Tag: Contos de fadas

  • Crítica | Branca de Neve e o Caçador

    Crítica | Branca de Neve e o Caçador

    Branca de Neve e o Caçador 1

    Versão pseudo adulta e muito mais sombria do conto dos Irmãos Grimm, Branca de Neve e o Caçador reimagina a clássica história infantil, usando elementos bélicos que estavam muito em voga na época, a exemplo das primeiras temporadas de Game of Thrones. O filme de Rupert Sanders inicia-se com o rei Magnus (Noah Huntley) guerreando suas próprias batalhas, buscando no conflito o consolo para sua recente viuvez. É nesse contexto que ele resgata a bela Ravenna, vivida por Charlize Theron, que no auge de sua beleza, prepara um ardil para seu futuro marido.

    Toda a rotina da sucessão da nobreza e o assumir do governo pela antiga cativa é resumida nos dez minutos iniciais, assim como a promessa de que a pequena Branca de Neve seria a mais bela entre as mulheres, ainda que fosse apenas uma criança a esta altura. O tempo passa, a moça cresce e passa a ser interpretada por Kristen Stewart, e a sua presença interfere nos poderes e rejuvenescimento da rainha. Dali, se desenvolve uma trama repleta de violência e perseguição, envolvendo a Bella de Crepúsculo em uma trama cheia de confusões e azaração.

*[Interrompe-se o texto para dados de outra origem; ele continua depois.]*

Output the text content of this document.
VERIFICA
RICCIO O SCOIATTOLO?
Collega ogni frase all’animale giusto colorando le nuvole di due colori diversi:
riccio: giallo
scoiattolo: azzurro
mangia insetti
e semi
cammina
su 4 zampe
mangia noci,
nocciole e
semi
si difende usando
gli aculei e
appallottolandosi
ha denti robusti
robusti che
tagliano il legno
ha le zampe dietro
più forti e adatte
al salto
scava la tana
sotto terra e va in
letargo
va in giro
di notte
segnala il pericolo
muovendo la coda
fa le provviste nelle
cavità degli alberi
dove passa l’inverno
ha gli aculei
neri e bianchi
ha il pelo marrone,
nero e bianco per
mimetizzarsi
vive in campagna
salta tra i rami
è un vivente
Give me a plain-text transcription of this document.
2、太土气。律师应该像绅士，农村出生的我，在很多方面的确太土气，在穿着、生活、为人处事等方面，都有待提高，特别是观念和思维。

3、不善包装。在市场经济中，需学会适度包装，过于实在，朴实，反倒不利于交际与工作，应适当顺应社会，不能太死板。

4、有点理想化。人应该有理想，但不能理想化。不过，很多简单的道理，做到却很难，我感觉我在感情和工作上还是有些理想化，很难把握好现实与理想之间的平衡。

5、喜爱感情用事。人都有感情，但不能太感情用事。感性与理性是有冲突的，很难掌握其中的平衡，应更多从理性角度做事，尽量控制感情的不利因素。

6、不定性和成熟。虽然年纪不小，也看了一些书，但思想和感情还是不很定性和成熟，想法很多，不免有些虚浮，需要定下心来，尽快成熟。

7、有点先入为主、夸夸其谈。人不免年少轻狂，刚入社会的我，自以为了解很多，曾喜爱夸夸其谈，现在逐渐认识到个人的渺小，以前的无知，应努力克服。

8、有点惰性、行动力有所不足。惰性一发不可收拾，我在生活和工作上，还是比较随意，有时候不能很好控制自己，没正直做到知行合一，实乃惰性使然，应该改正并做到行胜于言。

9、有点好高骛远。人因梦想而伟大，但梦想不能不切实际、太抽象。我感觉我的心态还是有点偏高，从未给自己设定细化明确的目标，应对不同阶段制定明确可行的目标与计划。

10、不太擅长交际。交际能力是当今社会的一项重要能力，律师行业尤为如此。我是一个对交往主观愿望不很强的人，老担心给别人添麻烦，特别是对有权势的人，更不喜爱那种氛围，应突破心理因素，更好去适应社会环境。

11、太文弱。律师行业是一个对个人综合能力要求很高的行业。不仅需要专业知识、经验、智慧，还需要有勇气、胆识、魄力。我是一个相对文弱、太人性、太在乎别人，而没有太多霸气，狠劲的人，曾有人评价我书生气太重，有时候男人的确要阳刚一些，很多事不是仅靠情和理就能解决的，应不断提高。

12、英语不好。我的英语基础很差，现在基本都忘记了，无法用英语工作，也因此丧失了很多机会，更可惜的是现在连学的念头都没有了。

    A relação de Ravennea com Finn (Sam Spruell), seu irmão, faz lembrar o casal Jaime e Cersei Lannister, de GoT, ainda que a relação incestuosa seja apenas sugerida nesta versão. A característica soa oportunista e transforma o filme em algo ainda mais genérico, piorando o nível quando a personagem principal consegue travar seu cavalo na lama e ao mesmo tempo, sair do pântano lodorento sem sujar o rosto.

    A tentativa de tornar a personagem da vilã em um ser injustiçado de certa forma previu uma tendência que se tornaria bastante popular, e que teria seu ápice em Malévola. No entanto, a justificativa para o ato contra a nobreza fica nebuloso, com uma dúvida mal construída, como é de prática do argumento de Evan Daugherty, John Lee Hancock e Hossein Amini. O embate entre as duas figuras femininas fortes é tão fraco que há espaço de sobra para os coadjuvantes, em especial o caçador vivido por Cris Hemsworth.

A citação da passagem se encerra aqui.